I hope to hear from you again soon. And I'll be interested to hear how you get along tomorrow. Wishing you all the best.

Kindest regards,

Taurus xx

Hello T

I dont think my med will be reduced. Im in hospital very depressed and s'dal.

Tomorrow i see my psych. Today i had my children visit. I will ipdate more tomorrow. They will be starting me on other medication

Starwolf
Blue Voices Member
Blue Voices Member

Sad to read you are back in hospital. How come ? I understand how depressing a turn this must be. Hopefully, something positive will come out of this stay.

I hope your psych apt makes you feel a little better and that the new meds will do the same. Is that a change or an addition to the depot shots ?

Anyway, I will be looking out for your update to find out.

Meanwhile...thinking of you and wishing I could do more.

Hi Simona. I have been thinking of you today, and wondering how you got along with your psych today.

Perhaps when you are feeling up to it, you'll give us another update.

I care about you Simona, and dont like to hear how depressed and suicidal you've been lately. Here's hoping that the changed medication will make a positive difference.

Talk soon.

Taurus xx

Im in the mhu because im very depressed and they are trying to make me gain weight. Also they are giving me new medication. Im refusing to drink Ensure. It tastes really yuck and it's very calorie dense.

Starwolf
Blue Voices Member
Blue Voices Member

Just dropping by to sit by your side a while.

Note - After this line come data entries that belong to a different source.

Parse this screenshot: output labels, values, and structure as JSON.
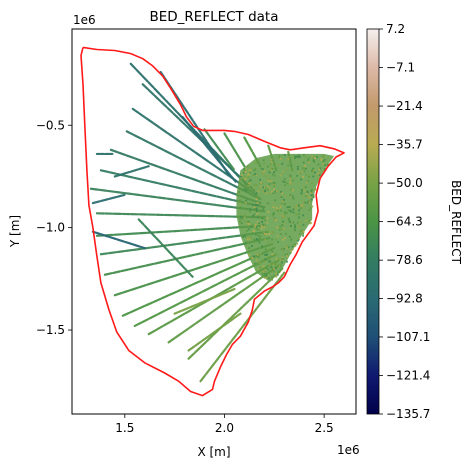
{
  "chart_data": {
    "type": "scatter",
    "title": "BED_REFLECT data",
    "xlabel": "X [m]",
    "ylabel": "Y [m]",
    "x_offset_label": "1e6",
    "y_offset_label": "1e6",
    "xlim": [
      1.235,
      2.66
    ],
    "ylim": [
      -1.91,
      -0.03
    ],
    "xticks": [
      1.5,
      2.0,
      2.5
    ],
    "xtick_labels": [
      "1.5",
      "2.0",
      "2.5"
    ],
    "yticks": [
      -0.5,
      -1.0,
      -1.5
    ],
    "ytick_labels": [
      "−0.5",
      "−1.0",
      "−1.5"
    ],
    "boundary_color": "#ff1a1a",
    "boundary": [
      [
        1.29,
        -0.12
      ],
      [
        1.36,
        -0.13
      ],
      [
        1.45,
        -0.135
      ],
      [
        1.53,
        -0.15
      ],
      [
        1.59,
        -0.175
      ],
      [
        1.64,
        -0.21
      ],
      [
        1.69,
        -0.26
      ],
      [
        1.73,
        -0.32
      ],
      [
        1.78,
        -0.4
      ],
      [
        1.81,
        -0.46
      ],
      [
        1.845,
        -0.505
      ],
      [
        1.89,
        -0.525
      ],
      [
        2.0,
        -0.525
      ],
      [
        2.05,
        -0.53
      ],
      [
        2.12,
        -0.545
      ],
      [
        2.18,
        -0.57
      ],
      [
        2.23,
        -0.59
      ],
      [
        2.28,
        -0.61
      ],
      [
        2.33,
        -0.62
      ],
      [
        2.4,
        -0.61
      ],
      [
        2.48,
        -0.6
      ],
      [
        2.55,
        -0.615
      ],
      [
        2.6,
        -0.635
      ],
      [
        2.56,
        -0.655
      ],
      [
        2.52,
        -0.7
      ],
      [
        2.48,
        -0.76
      ],
      [
        2.46,
        -0.84
      ],
      [
        2.47,
        -0.92
      ],
      [
        2.45,
        -0.99
      ],
      [
        2.42,
        -1.03
      ],
      [
        2.39,
        -1.07
      ],
      [
        2.36,
        -1.13
      ],
      [
        2.33,
        -1.18
      ],
      [
        2.3,
        -1.24
      ],
      [
        2.27,
        -1.27
      ],
      [
        2.24,
        -1.29
      ],
      [
        2.2,
        -1.31
      ],
      [
        2.15,
        -1.35
      ],
      [
        2.14,
        -1.4
      ],
      [
        2.12,
        -1.46
      ],
      [
        2.08,
        -1.53
      ],
      [
        2.04,
        -1.57
      ],
      [
        2.01,
        -1.62
      ],
      [
        1.98,
        -1.68
      ],
      [
        1.95,
        -1.75
      ],
      [
        1.94,
        -1.79
      ],
      [
        1.89,
        -1.82
      ],
      [
        1.83,
        -1.8
      ],
      [
        1.77,
        -1.75
      ],
      [
        1.7,
        -1.71
      ],
      [
        1.6,
        -1.66
      ],
      [
        1.52,
        -1.6
      ],
      [
        1.46,
        -1.51
      ],
      [
        1.42,
        -1.4
      ],
      [
        1.38,
        -1.27
      ],
      [
        1.36,
        -1.14
      ],
      [
        1.34,
        -1.0
      ],
      [
        1.32,
        -0.89
      ],
      [
        1.31,
        -0.72
      ],
      [
        1.3,
        -0.52
      ],
      [
        1.29,
        -0.3
      ],
      [
        1.28,
        -0.16
      ],
      [
        1.29,
        -0.12
      ]
    ],
    "colorbar": {
      "label": "BED_REFLECT",
      "min": -135.7,
      "max": 7.2,
      "ticks": [
        7.2,
        -7.1,
        -21.4,
        -35.7,
        -50.0,
        -64.3,
        -78.6,
        -92.8,
        -107.1,
        -121.4,
        -135.7
      ],
      "tick_labels": [
        "7.2",
        "−7.1",
        "−21.4",
        "−35.7",
        "−50.0",
        "−64.3",
        "−78.6",
        "−92.8",
        "−107.1",
        "−121.4",
        "−135.7"
      ],
      "colormap": "gist_earth",
      "colors": [
        "#f5f0ee",
        "#ddb9a8",
        "#c29a6c",
        "#b9ab52",
        "#78a245",
        "#4b9545",
        "#337c62",
        "#2a6b73",
        "#1f4f76",
        "#101a70",
        "#00004a"
      ]
    },
    "flight_lines_hub": [
      2.35,
      -0.95
    ],
    "flight_lines": [
      {
        "start": [
          1.53,
          -0.2
        ],
        "end": [
          2.12,
          -0.8
        ],
        "value": -88
      },
      {
        "start": [
          1.59,
          -0.3
        ],
        "end": [
          2.15,
          -0.82
        ],
        "value": -84
      },
      {
        "start": [
          1.54,
          -0.42
        ],
        "end": [
          2.16,
          -0.84
        ],
        "value": -86
      },
      {
        "start": [
          1.51,
          -0.53
        ],
        "end": [
          2.18,
          -0.86
        ],
        "value": -82
      },
      {
        "start": [
          1.43,
          -0.62
        ],
        "end": [
          2.18,
          -0.88
        ],
        "value": -80
      },
      {
        "start": [
          1.38,
          -0.72
        ],
        "end": [
          2.2,
          -0.9
        ],
        "value": -78
      },
      {
        "start": [
          1.33,
          -0.81
        ],
        "end": [
          2.2,
          -0.92
        ],
        "value": -75
      },
      {
        "start": [
          1.36,
          -0.93
        ],
        "end": [
          2.21,
          -0.95
        ],
        "value": -72
      },
      {
        "start": [
          1.36,
          -1.04
        ],
        "end": [
          2.21,
          -0.99
        ],
        "value": -70
      },
      {
        "start": [
          1.38,
          -1.13
        ],
        "end": [
          2.22,
          -1.02
        ],
        "value": -72
      },
      {
        "start": [
          1.4,
          -1.23
        ],
        "end": [
          2.23,
          -1.05
        ],
        "value": -68
      },
      {
        "start": [
          1.45,
          -1.33
        ],
        "end": [
          2.24,
          -1.08
        ],
        "value": -66
      },
      {
        "start": [
          1.49,
          -1.43
        ],
        "end": [
          2.25,
          -1.1
        ],
        "value": -64
      },
      {
        "start": [
          1.55,
          -1.48
        ],
        "end": [
          2.26,
          -1.13
        ],
        "value": -62
      },
      {
        "start": [
          1.62,
          -1.52
        ],
        "end": [
          2.27,
          -1.16
        ],
        "value": -60
      },
      {
        "start": [
          1.72,
          -1.56
        ],
        "end": [
          2.28,
          -1.18
        ],
        "value": -58
      },
      {
        "start": [
          1.82,
          -1.64
        ],
        "end": [
          2.29,
          -1.2
        ],
        "value": -56
      },
      {
        "start": [
          1.88,
          -1.75
        ],
        "end": [
          2.3,
          -1.22
        ],
        "value": -54
      },
      {
        "start": [
          1.68,
          -0.24
        ],
        "end": [
          2.02,
          -0.74
        ],
        "value": -90
      },
      {
        "start": [
          1.79,
          -0.46
        ],
        "end": [
          2.06,
          -0.78
        ],
        "value": -92
      },
      {
        "start": [
          1.9,
          -0.52
        ],
        "end": [
          2.05,
          -0.72
        ],
        "value": -70
      },
      {
        "start": [
          2.0,
          -0.54
        ],
        "end": [
          2.1,
          -0.7
        ],
        "value": -66
      },
      {
        "start": [
          2.1,
          -0.56
        ],
        "end": [
          2.18,
          -0.7
        ],
        "value": -62
      },
      {
        "start": [
          2.22,
          -0.6
        ],
        "end": [
          2.26,
          -0.72
        ],
        "value": -58
      },
      {
        "start": [
          2.32,
          -0.63
        ],
        "end": [
          2.34,
          -0.72
        ],
        "value": -55
      },
      {
        "start": [
          1.34,
          -1.02
        ],
        "end": [
          1.6,
          -1.1
        ],
        "value": -96
      },
      {
        "start": [
          1.57,
          -0.96
        ],
        "end": [
          1.84,
          -1.24
        ],
        "value": -74
      },
      {
        "start": [
          1.75,
          -1.42
        ],
        "end": [
          2.05,
          -1.3
        ],
        "value": -50
      },
      {
        "start": [
          1.82,
          -1.6
        ],
        "end": [
          2.08,
          -1.42
        ],
        "value": -52
      },
      {
        "start": [
          1.36,
          -0.64
        ],
        "end": [
          1.44,
          -0.64
        ],
        "value": -88
      },
      {
        "start": [
          1.45,
          -0.75
        ],
        "end": [
          1.62,
          -0.7
        ],
        "value": -86
      },
      {
        "start": [
          1.34,
          -0.88
        ],
        "end": [
          1.5,
          -0.84
        ],
        "value": -90
      }
    ],
    "dense_region_color_samples": [
      -46,
      -52,
      -58,
      -62,
      -66,
      -70,
      -40,
      -36
    ],
    "dense_region": [
      [
        2.08,
        -0.72
      ],
      [
        2.16,
        -0.66
      ],
      [
        2.25,
        -0.64
      ],
      [
        2.34,
        -0.64
      ],
      [
        2.42,
        -0.64
      ],
      [
        2.5,
        -0.64
      ],
      [
        2.55,
        -0.65
      ],
      [
        2.5,
        -0.72
      ],
      [
        2.46,
        -0.8
      ],
      [
        2.44,
        -0.88
      ],
      [
        2.44,
        -0.96
      ],
      [
        2.4,
        -1.02
      ],
      [
        2.36,
        -1.08
      ],
      [
        2.32,
        -1.15
      ],
      [
        2.28,
        -1.22
      ],
      [
        2.22,
        -1.26
      ],
      [
        2.16,
        -1.22
      ],
      [
        2.12,
        -1.14
      ],
      [
        2.08,
        -1.04
      ],
      [
        2.06,
        -0.94
      ],
      [
        2.06,
        -0.84
      ]
    ]
  }
}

I don't like to see you so sad and wish I could help. Never heard of that Ensure stuff but it seems to be some sort of nutrient packed goop. Anyway, it doesn't sound too appetizing. You'd think they would make supplements more palatable. Then people would be more inclined to take them.

Did you lose weight while at home or is it just that you didn't gain any and they expected you to ? I guess being depressed doesn't do much to ease anorexia...

Do you feel the new medication is helping ? Perhaps it is still too early to say. All this trial and error saga must be exhausting and disheartening. My heart goes out to you. I respect and admire your courage but wish it would soon get back on easier tracks.

Starwolf
Blue Voices Member
Blue Voices Member

Hi there Simona,

Just passing by, hoping you are feeling a little bit better. I brought a virtual dirty chai so we can both sip in silence and enjoy.

Simona
Community Member

Hello Star. I lost more weight at home and am acutely depressed and s'dal.

I have been told along with my family that i have schitzo affective disorder with depression.

The drinks are truly awfull. Sludgy and thick. The nurse has to watch me drink it then stays with me for 20min so i dont throw it up.

Im drinking half of it. I dont want to be tube fed in the other ward.

They will be starting ect on me tomorrow i think.

My mum came to visit me today and she cried in front of the staff. There was a short meeting about me

They have me on very strong medication. It knocks me out. It is helping with sleep. It is supposed to help with mood too but it hasnt

Thank you for sitting by me. I did try to post earlier but for some reason everytime i pressed reply it was unresponsive.